U.S. Air Force looks to train pilots for hi-tech threats
NELLIS AIR FORCE BASE, Nevada — For over a decade US fighter pilots have become accustomed to “owning the sky” in wars against insurgents who have no air defenses, but now the air force is trying to get back to basics reminding pilots how to fly against a sophisticated enemy.
In the desert outside Las Vegas, the US Air Force is reminding pilots how to fly against an enemy with fighter jets, surface-to-air missiles and satellite jammers.
Traditional combat skills have gotten “a little rusty,” said Steve Imonti, a former fighter pilot who helps oversee simulated air battles out of Nellis Air Force Base.
If a pilot goes three years or more without attending the “red flag” mock battles at Nellis, “then you see that rust really start to build up,” said Imonti, director of programs and evaluation for the 414th Combat Training Squadron.
American pilots have become adept at precision air strikes in Iraq and Afghanistan, with a handful of planes circling over a single target after receiving a call for air power from troops on the ground.
With the United States withdrawing most of its combat troops from Afghanistan by the end of 2014, senior commanders are anxious for crews to train for operations other than close air support, officials said.
Military leaders want pilots from all the services to spend more time training for large-scale assaults in a “contested environment,” where US air superiority is not a given and where batteries of anti-aircraft missiles pose a lethal threat.

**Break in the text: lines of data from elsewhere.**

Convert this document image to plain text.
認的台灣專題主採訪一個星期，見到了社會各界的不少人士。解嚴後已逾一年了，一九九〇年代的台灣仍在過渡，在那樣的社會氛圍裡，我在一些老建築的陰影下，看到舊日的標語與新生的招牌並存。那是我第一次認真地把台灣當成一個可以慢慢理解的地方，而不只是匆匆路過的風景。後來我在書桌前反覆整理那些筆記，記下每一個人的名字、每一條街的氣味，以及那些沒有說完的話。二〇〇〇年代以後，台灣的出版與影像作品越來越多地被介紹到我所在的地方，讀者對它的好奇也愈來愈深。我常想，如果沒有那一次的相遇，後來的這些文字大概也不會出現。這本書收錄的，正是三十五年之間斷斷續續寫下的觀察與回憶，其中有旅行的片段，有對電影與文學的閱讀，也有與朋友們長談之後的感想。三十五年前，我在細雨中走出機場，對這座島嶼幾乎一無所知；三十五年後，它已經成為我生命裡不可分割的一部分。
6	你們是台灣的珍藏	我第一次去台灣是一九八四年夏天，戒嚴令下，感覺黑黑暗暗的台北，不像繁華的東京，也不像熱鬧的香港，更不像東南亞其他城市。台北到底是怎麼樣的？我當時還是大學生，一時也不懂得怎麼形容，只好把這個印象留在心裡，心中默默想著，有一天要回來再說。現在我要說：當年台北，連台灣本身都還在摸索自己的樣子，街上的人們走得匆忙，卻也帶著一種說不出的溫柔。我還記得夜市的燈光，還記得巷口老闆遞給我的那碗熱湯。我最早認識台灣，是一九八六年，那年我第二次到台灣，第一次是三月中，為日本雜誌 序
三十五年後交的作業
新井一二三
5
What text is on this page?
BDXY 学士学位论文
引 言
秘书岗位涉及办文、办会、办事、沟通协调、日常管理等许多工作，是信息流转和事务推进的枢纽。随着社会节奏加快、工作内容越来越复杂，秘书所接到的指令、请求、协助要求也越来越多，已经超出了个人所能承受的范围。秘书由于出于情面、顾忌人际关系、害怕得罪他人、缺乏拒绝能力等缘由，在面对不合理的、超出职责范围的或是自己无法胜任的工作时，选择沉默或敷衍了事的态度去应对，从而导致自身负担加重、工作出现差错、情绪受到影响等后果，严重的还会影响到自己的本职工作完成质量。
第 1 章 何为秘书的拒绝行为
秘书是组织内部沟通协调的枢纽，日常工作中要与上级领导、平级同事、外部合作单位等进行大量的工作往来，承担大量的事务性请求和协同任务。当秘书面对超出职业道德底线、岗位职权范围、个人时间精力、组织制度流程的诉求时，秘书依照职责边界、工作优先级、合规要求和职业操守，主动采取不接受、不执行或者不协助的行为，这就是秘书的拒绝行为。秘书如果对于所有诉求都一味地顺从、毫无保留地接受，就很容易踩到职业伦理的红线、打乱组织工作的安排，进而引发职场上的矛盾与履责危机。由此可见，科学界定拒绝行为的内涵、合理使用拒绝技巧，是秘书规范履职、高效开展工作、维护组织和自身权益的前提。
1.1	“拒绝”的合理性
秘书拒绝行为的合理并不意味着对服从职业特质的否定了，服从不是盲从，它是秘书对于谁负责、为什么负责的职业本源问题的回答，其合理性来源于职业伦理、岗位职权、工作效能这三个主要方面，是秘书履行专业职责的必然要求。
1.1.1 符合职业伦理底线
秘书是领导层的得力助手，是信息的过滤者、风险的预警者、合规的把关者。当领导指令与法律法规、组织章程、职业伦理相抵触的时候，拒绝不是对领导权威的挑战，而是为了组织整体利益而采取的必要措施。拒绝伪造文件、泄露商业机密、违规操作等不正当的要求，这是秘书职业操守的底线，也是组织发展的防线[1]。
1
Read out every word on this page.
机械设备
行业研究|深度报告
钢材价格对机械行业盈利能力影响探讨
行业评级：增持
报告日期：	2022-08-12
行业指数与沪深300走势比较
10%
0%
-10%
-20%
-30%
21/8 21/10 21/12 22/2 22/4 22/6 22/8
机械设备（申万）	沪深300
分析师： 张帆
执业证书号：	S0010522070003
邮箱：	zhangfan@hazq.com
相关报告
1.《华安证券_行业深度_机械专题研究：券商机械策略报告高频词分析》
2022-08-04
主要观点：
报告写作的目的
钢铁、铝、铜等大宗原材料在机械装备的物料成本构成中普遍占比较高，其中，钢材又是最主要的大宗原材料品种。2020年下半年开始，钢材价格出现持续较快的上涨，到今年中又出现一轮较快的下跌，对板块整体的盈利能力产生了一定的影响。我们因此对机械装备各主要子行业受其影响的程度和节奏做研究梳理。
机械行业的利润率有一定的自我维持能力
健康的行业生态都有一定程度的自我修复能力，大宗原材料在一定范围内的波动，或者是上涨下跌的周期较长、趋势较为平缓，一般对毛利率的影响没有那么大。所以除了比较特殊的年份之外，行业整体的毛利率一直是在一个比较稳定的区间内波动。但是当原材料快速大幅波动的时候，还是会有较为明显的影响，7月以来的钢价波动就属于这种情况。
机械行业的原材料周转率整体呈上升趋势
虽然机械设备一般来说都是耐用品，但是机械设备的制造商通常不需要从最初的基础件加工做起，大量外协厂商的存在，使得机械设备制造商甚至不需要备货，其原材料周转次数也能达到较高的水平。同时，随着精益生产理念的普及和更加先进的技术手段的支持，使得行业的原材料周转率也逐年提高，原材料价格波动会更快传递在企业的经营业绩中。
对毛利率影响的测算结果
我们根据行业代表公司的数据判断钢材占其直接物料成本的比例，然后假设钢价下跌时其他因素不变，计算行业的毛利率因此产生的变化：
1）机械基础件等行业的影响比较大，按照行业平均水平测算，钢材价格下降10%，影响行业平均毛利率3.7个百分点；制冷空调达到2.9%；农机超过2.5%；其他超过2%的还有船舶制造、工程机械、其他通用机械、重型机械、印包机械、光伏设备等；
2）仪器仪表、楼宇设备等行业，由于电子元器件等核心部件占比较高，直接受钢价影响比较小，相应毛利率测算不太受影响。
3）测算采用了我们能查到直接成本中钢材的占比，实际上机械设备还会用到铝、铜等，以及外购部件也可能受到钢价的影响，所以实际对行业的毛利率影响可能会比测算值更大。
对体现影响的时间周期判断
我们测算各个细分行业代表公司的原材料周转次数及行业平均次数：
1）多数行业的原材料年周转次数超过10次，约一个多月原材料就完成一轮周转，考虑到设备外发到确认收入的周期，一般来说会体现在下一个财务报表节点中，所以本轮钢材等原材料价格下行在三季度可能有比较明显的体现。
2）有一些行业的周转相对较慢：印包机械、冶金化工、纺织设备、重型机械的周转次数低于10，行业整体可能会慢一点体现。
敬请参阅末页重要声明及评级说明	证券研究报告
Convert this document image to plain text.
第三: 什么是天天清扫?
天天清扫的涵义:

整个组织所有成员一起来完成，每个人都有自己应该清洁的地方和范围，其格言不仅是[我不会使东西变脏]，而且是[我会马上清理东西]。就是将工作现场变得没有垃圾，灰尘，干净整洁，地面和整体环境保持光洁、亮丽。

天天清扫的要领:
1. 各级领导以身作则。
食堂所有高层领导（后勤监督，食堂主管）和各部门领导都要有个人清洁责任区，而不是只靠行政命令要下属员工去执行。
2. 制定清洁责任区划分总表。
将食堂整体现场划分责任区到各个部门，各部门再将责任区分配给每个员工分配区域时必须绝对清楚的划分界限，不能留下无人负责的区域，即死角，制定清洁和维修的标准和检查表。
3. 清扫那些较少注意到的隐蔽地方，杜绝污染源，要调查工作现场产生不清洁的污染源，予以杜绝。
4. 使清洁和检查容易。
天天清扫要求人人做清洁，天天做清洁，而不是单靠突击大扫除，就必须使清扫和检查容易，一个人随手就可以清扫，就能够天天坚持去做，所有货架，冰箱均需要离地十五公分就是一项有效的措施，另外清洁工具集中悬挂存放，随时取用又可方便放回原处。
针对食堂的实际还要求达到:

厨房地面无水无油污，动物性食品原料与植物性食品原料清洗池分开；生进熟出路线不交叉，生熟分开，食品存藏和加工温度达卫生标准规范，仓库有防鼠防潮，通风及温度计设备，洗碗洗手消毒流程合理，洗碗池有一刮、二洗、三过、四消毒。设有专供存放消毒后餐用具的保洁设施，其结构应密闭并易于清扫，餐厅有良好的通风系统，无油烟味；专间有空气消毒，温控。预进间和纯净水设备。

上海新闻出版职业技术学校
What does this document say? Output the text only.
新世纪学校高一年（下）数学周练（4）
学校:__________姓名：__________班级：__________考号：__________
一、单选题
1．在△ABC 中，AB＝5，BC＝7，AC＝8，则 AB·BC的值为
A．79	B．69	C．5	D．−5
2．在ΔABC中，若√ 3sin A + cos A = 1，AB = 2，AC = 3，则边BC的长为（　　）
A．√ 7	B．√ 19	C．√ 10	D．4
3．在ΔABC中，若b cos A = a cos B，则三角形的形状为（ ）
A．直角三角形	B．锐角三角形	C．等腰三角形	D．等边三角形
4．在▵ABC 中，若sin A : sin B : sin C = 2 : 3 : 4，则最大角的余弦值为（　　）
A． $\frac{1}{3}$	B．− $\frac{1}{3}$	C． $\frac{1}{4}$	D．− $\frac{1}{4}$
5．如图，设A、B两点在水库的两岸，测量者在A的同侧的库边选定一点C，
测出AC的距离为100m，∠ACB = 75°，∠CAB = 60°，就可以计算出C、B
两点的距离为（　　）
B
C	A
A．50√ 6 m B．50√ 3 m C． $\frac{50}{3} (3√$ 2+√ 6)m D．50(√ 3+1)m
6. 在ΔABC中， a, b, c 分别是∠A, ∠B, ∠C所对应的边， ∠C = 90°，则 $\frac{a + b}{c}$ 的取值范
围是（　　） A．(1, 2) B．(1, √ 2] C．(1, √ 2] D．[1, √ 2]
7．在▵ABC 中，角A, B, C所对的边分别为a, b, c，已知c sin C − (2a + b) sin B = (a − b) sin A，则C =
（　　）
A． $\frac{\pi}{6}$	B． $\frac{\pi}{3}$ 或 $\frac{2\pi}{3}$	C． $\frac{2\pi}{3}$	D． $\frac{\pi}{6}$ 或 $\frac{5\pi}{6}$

“When we pull out of Afghanistan, we will have an increase here” at Nellis, said Colonel Chip Thompson, chief of the vast range just north of Las Vegas where the red flag exercises take place.
“The goal is, I want every lieutenant within his first two years to go to a red flag,” he said, instead of the current average of about three years. “So that when you go to war, you’ve seen it before.”
At red flag, pilots on a “blue team” face off against a hostile “red” fleet of fighters that employ tactics drawn from intelligence reports on Iran, China and other potential adversaries.
Instead of insurgents equipped with AK-47s and roadside bombs, the red team is well-armed, with an array of simulated surface-to-air missiles and the ability to jam radar, disrupt radio communications and disable computer networks at a command center.
Although officers insist the red side represents a generic enemy, the scenarios and targets often closely resemble real world armies, particularly Iran.
The red flag exercises started in 1975 after American pilots suffered heavy losses in Vietnam, where the “kill ratio” was 2:1, much worse than in previous conflicts.
Senior officers decided pilots needed more realistic training that would convey the intensity of aerial combat, as statistics showed if airmen could survive their first 10 sorties, their chances of survival dramatically improved.
“When you’re flying around and you look over and see a smoke trail coming at you, it’s OK to have your pucker factor as long as it occurs at red flag,” said Lieutenant Colonel Brian Morrison, deputy commander of the 57th Adversary Tactics Group.
“So that when it actually happens in combat, you’re saying, ‘I’ve been there and done this,'” he said.
After the end of the Cold War, the red flag exercises were scaled back, and drills held at bases overseas were scrapped.
But the exercise got a new lease on life starting in 2005, with the Air Force adding mock surface-to-air missiles (SAM) and space and cyber warfare units.
At this month’s red flag, young US pilots, along with crews from the United Arab Emirates and Colombia, woke every day to a briefing on a daunting new mission involving dozens of aircraft, including F-15 and F-16 fighters, B-1 and B-52 bombers, A-10 ground attack planes, aerial refueling tankers, unmanned drones and early warning radar aircraft.
In day and night time battles, they faced off against US pilots flying F-15 and F-16 fighter jets painted in camouflage resembling the patterns on Russian warplanes.
The red team pilots are part of dedicated “aggressor” squadrons that work full-time at emulating tactics of potential enemies, based on the latest intelligence analysis from spy agencies.
Commanders are also increasingly adding simulated underground targets to red flag scenarios, officials said, training pilots on techniques that might be required if the United States moves to take out buried nuclear sites in North Korea or Iran.
“Underground targets are becoming more of a factor, especially with Iran, North Korea scenarios,” Thompson said. “These are very hard to find, hard to destroy.”